10 septembre > Beaux-Arts France

"Il est temps de faire de Fragonard un peintre profond ", écrivait dès 1987 Philippe Sollers dans l’un de ses livres les plus inspirés, Les surprises de Fragonard (que Gallimard réédite aujourd’hui), soit juste avant que la France ne consacre au peintre sa première grande rétrospective. Tardive. Alors que ses confrères et contemporains Poussin et Watteau, eux, sont reconnus et célébrés depuis bien longtemps. Pourquoi cet artiste majeur, qui signait parfois ses tableaux d’un simple "Frago", est-il resté si longtemps "méconnu" (Sollers dixit), voire minoré ? Peut-être parce que sa vie - naissance à Grasse en 1732, mort à Paris en 1806, avec, de 1756 à 1761, l’inévitable passage par l’Académie de France, à Rome -, nous demeure relativement mystérieuse. Parce qu’il est mort trop tard pour être purement XVIIIe, trop tôt pour être romantique, même si certaines de ses œuvres, et sa technique picturale, rapide, nerveuse, à larges traits de pinceau, en préfigurent la modernité. Peut-être aussi, surtout, parce qu’autour de 1790, sa fille chérie Rosalie étant morte deux ans auparavant, il renonce progressivement à son art. Comment peindre la joie de vivre, les plaisirs de la chair et l’insouciance de l’Ancien Régime, lorsqu’on est soi-même meurtri et que la France entre dans une période de révolution(s) ?

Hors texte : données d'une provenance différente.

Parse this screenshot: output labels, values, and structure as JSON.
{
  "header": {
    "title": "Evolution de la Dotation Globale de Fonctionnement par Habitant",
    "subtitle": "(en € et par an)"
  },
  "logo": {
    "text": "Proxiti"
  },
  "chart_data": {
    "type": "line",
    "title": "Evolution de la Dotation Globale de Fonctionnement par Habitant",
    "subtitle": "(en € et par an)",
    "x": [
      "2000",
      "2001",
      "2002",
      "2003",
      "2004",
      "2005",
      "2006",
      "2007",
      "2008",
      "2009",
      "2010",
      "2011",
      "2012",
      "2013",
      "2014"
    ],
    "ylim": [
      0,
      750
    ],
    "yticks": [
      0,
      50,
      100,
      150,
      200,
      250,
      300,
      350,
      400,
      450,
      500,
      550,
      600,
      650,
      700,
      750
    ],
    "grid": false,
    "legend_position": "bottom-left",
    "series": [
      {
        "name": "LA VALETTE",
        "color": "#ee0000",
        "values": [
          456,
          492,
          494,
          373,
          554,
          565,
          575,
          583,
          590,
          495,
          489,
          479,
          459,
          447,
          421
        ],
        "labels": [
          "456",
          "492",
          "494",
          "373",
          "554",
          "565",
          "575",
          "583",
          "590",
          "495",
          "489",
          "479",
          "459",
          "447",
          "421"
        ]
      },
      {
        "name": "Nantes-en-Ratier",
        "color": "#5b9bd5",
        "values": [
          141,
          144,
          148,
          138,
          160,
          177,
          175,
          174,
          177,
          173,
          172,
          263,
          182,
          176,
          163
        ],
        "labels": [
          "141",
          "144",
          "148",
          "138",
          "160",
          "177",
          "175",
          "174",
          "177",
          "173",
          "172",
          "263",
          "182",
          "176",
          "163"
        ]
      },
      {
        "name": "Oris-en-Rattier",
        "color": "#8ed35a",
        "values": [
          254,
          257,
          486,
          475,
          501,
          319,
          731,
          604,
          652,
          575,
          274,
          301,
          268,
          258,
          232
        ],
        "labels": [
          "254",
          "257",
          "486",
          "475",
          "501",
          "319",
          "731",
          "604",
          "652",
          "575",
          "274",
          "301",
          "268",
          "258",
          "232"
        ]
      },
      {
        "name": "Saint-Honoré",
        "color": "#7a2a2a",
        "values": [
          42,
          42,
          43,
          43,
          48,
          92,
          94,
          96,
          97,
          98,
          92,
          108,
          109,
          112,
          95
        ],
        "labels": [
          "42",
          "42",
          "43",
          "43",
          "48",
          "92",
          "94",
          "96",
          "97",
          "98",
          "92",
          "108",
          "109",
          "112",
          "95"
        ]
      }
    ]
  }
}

L’exposition qui se tient au musée du Luxembourg, à Paris, du 16 septembre au 24 janvier, et qu’accompagne le subtil album de Guillaume Faroult, conservateur en chef au Louvre chargé des peintures du XVIIIe siècle, a choisi de présenter le Fragonard "amoureux, galant et libertin", depuis ses débuts encore sous la houlette de son maître Boucher jusqu’aux allégories amoureuses des années 1770. Histoire de se plonger dans quelques moments de grâce en suspens, comme ces Hasards heureux de l’escarpolette, l’un de ses chefs-d’œuvre emblématiques. J.-C. P.